Dalam riwayat lain Nabi bersabda: “Seandainya malu itu manusia, pastilah ia manusia yang saleh.” (Kanz Al-Ummal, hadis ke-5781)
Akal dan malu adalah dua contoh penjagaan manusia, supaya ia tidak celaka atau jatuh menjadi binatang. Kata Rasulullah saw: “Seorang mukmin memiliki 72 penjagaan. Bila ia berbuat satu dosa, maka runtuhlah satu penjagaan.” (Al-Bihar 73/362).
Baca juga Dosa-dosa yang Meruntuhkan Penjagaan
Semua dosa meruntuhkan penjagaan. Jika masyarakat memandang dosa sebagai hal yang wajar, maka perlahan-lahan masyarakat itu akan berubah menjadi masyarakat binatang. Di antara semua dosa, menurut Imam Ali bin Husain a.s. yang paling cepat meruntuhkan penjagaan: syirik, minum arak, bermain judi, saling menyumbang untuk keperluan permainan yang tidak bermanfaat, menyebarkan aib orang lain, dan bergaul dengan orang yang tidak kuat keyakinan agamanya (Ma’ani Al-Akhbar, 370)
Syirik misalnya; Pertama, syirik terdapat pada akidah dan bukan pada perbuatan. Anda musyrik bila Anda memperlakukan pendapat seseorang sama mutlaknya seperti pendapat Allah Swt, padahal pendapat itu tidak dibenarkan oleh Allah. Termasuk musyrik bila Anda merasa benar dan kemudian mempersalahkan Tuhan. Misalnya, sebuah musibah yang terjadi karena kelalaian Anda, Anda katakan musibah itu karena kehendak Allah semata. Anda juga musyrik, bila Anda tunduk secara mutlak kepada kekuasaan di luar Allah Swt. Anda boleh tunduk kepada Rasul, karena Allah memerintahkannya demikian. Anda boleh taat kepada makhluk, bila ketaatan itu dibenarkan Al-Khaliq.
Baca juga Siapa Itu Taghut?
Berdasarkan hal-hal di atas, kita dapat mengatakan bahwa tauhid artinya membebaskan Anda dari penghambaan kepada penguasa selain Rabb Al- 'Alamin. Tauhid artinya menyerahkan diri sepenuhnya kepada ketentuan Allah (yang tasyri'iy) atau ketentuan siapa pun selama ketentuan itu dibenarkan oleh Allah. Syirk berarti melepaskan diri dari ketaatan kepada Allah. Karena itu, Islam menentang kepatuhan mutlak kepada para tiran, karena kepatuhan seperti itu tidak berkaitan dengan kepatuhan kepada Allah.
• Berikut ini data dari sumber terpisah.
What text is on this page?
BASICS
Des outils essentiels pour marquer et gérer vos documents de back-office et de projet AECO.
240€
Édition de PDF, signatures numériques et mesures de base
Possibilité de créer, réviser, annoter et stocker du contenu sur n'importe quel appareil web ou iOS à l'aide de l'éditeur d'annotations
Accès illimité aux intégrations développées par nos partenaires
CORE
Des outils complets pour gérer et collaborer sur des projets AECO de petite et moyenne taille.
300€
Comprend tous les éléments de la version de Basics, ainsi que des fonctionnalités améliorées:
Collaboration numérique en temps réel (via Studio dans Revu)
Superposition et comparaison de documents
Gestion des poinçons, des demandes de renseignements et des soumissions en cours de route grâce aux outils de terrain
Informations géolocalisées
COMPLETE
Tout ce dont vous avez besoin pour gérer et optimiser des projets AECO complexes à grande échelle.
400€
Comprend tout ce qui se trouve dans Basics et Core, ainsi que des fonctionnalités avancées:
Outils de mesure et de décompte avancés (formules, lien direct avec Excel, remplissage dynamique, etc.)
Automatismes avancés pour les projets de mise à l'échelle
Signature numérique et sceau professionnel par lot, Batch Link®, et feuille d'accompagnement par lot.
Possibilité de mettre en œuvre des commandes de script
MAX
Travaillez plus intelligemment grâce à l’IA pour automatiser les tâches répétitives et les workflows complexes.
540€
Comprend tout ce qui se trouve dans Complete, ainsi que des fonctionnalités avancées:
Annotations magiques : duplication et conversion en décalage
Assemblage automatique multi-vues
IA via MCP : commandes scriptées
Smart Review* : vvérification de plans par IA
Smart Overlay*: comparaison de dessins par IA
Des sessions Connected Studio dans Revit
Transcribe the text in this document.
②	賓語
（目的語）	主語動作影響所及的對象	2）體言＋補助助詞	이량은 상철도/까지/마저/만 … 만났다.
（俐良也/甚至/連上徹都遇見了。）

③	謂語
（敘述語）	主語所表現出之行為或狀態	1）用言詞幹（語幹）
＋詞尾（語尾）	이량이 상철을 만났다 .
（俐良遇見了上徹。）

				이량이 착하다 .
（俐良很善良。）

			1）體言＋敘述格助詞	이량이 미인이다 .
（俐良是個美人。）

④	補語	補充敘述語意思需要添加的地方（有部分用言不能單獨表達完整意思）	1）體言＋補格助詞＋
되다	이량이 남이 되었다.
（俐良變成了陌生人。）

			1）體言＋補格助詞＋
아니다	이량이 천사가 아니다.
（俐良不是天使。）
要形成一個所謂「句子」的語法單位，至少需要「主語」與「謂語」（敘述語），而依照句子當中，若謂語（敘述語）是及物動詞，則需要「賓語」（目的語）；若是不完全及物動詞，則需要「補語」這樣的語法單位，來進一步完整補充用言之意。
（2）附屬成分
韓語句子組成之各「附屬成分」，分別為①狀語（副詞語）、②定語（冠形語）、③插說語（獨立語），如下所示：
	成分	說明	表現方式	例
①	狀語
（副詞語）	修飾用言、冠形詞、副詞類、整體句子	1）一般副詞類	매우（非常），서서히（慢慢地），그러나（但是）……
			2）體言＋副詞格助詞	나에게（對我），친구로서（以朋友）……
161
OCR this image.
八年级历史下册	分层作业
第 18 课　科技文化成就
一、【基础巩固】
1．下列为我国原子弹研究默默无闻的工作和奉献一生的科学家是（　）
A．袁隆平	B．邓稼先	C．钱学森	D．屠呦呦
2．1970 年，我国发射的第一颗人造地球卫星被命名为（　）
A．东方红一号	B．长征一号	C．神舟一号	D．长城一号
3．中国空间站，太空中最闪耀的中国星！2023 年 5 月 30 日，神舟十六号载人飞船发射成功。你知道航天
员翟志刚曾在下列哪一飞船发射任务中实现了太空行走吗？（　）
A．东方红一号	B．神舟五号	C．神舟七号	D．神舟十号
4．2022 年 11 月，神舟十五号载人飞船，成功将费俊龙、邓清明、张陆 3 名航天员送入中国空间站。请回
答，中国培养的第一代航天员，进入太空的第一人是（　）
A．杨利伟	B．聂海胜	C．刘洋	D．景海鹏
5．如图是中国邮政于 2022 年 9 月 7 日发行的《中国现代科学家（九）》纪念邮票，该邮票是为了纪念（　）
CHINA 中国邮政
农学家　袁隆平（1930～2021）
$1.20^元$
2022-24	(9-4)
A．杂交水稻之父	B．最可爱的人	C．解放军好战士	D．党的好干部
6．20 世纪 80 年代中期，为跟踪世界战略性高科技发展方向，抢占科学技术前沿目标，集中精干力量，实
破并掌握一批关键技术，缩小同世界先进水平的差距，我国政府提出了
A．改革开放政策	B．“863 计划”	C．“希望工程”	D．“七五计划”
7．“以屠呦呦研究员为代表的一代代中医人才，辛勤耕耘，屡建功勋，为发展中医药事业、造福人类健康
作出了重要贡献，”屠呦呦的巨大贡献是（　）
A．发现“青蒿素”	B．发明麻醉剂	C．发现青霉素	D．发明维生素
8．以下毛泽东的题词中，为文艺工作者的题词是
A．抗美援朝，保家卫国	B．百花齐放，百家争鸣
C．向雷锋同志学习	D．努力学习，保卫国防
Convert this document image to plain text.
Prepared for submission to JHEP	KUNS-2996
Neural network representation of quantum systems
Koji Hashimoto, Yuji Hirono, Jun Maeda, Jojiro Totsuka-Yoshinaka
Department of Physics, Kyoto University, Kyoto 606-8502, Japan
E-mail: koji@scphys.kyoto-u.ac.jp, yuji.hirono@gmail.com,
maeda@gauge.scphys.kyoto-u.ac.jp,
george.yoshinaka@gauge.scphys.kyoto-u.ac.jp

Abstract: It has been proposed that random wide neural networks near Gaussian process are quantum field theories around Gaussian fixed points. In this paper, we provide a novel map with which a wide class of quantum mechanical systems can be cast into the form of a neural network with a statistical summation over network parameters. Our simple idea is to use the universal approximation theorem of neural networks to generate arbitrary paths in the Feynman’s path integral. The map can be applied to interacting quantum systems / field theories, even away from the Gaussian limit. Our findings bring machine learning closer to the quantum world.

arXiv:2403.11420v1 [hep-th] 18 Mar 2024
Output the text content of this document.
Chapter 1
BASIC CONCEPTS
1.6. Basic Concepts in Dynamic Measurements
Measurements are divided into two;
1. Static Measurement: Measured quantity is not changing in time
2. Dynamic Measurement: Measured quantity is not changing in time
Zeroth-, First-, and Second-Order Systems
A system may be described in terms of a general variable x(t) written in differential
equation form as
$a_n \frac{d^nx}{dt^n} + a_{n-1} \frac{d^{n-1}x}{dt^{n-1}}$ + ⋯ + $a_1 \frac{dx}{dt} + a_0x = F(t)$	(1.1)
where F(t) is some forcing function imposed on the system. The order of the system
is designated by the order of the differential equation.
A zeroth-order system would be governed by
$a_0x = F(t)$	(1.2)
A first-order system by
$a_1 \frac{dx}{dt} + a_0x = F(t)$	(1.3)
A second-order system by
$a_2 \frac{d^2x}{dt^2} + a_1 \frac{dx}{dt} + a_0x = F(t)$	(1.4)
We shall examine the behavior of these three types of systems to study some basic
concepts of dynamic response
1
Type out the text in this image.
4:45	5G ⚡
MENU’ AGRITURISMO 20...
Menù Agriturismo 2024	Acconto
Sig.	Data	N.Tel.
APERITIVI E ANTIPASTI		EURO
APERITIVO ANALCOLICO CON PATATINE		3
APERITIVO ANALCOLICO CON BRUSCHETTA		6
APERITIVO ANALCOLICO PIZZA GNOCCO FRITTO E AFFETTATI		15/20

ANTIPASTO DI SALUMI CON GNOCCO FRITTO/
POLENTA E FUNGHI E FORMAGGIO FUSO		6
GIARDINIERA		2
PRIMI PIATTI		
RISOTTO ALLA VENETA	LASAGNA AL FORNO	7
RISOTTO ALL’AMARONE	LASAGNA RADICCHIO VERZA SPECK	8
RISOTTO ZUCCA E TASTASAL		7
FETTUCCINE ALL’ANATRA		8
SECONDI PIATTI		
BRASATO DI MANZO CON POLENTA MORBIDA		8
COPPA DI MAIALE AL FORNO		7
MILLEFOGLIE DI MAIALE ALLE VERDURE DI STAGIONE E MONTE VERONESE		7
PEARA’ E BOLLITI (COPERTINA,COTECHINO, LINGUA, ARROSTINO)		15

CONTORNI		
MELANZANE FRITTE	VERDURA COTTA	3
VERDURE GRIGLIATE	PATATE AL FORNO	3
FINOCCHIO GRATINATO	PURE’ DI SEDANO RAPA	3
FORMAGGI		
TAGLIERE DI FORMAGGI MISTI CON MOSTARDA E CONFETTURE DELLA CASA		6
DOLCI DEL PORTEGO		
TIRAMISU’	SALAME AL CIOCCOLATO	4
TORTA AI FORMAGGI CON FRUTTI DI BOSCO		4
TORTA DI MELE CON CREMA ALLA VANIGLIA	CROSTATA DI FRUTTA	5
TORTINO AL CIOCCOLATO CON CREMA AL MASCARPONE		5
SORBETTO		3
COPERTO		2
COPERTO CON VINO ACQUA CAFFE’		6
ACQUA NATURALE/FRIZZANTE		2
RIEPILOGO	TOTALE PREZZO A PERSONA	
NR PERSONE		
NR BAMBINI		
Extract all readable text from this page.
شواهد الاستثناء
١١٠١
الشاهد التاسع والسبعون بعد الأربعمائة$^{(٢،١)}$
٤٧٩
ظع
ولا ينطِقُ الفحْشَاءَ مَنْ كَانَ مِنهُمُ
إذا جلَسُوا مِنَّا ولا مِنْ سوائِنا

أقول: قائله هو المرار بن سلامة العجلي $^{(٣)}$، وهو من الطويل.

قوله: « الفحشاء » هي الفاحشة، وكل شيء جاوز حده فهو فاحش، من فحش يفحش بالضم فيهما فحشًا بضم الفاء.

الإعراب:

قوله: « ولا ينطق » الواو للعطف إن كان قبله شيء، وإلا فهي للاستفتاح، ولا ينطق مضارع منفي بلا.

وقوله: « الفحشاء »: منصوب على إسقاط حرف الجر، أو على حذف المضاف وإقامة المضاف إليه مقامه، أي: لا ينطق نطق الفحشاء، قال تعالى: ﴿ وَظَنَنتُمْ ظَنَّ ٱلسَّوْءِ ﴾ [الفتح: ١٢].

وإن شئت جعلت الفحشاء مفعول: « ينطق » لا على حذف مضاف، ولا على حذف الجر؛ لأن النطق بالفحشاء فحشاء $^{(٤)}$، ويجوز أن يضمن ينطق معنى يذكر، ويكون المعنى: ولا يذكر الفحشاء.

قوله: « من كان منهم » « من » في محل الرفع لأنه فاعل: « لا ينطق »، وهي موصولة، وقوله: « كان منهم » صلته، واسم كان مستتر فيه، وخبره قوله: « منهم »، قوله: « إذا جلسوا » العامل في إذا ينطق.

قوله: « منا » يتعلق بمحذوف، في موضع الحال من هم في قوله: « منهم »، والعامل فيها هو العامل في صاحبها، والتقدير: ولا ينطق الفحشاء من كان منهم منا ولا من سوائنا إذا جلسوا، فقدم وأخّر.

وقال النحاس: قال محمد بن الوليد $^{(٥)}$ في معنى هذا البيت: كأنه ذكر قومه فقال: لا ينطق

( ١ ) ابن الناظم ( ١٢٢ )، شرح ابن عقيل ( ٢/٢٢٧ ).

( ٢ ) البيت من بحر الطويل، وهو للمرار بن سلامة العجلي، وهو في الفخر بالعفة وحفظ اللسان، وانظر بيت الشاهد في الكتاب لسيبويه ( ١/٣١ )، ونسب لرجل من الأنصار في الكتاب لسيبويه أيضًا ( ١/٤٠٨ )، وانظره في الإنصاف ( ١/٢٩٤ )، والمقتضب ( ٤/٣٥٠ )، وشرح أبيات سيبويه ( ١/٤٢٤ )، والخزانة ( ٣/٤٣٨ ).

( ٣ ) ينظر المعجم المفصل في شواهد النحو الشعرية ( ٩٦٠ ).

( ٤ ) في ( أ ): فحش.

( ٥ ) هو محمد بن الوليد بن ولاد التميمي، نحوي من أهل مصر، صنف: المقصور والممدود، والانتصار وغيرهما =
Memutlakkan pendapat sendiri sebagai kebenaran yang tidak dapat diganggu-gugat sama saja dengan mengklaim diri sendiri sebagai Tuhan. Perilaku inilah yang melahirkan tiran-tiran di dunia ini. Alquran menggunakan kata thaghut untuk istilah tiran. Thaghut berasal dari kata thagha, yang berarti melanggar batas, berbuat sewenang-wenang, kejam, atau menindas.
Menarik untuk kita perhatikan bahwa umat Islam yang dilarang musyrik sering terjebak pada syirik yang berbahaya ini. Kalau mereka tidak memutlakkan pendapat mereka, mereka memutlakkan paham mazhab mereka. Banyak orang Islam yang merasa golongan merekalah yang paling benar dan mengafirkan golongan yang berbeda dengan mereka. Bila ada di antara mereka yang memegang wewenang -misalnya pengurus masjid– maka yang paling dahulu mereka lakukan ialah menyingkirkan orangorang yang tidak sepaham dari masjid mereka. Yang tidak segolongan dicoret dari daftar khatib atau penceramah, diasingkan dari berbagai kegiatan keagamaan, atau dijadikan bahan gunjingan dalam khotbah. Dapat dibayangkan apa yang bakal terjadi bila tiran kecil (di masjid) ini berhasil merebut kekuasaan yang lebih besar.
Karena itulah Alquran menyebutkan orang-orang yang memecah-belah agamanya menjadi berbagai golongan itu sebagai orang-orang musyrik (QS. ar-Rum: 31-32). Memecah-belah agama adalah memutlakkan paham suatu golongan sehingga menimbulkan perpecahan. Kerugian umat akibat perpecahan sudah dapat kita ketahui bersama. Dalam sebuah hadis disebutkan bahwa umat Islam hanya hancur karena perpecahan di kalangan mereka sendiri.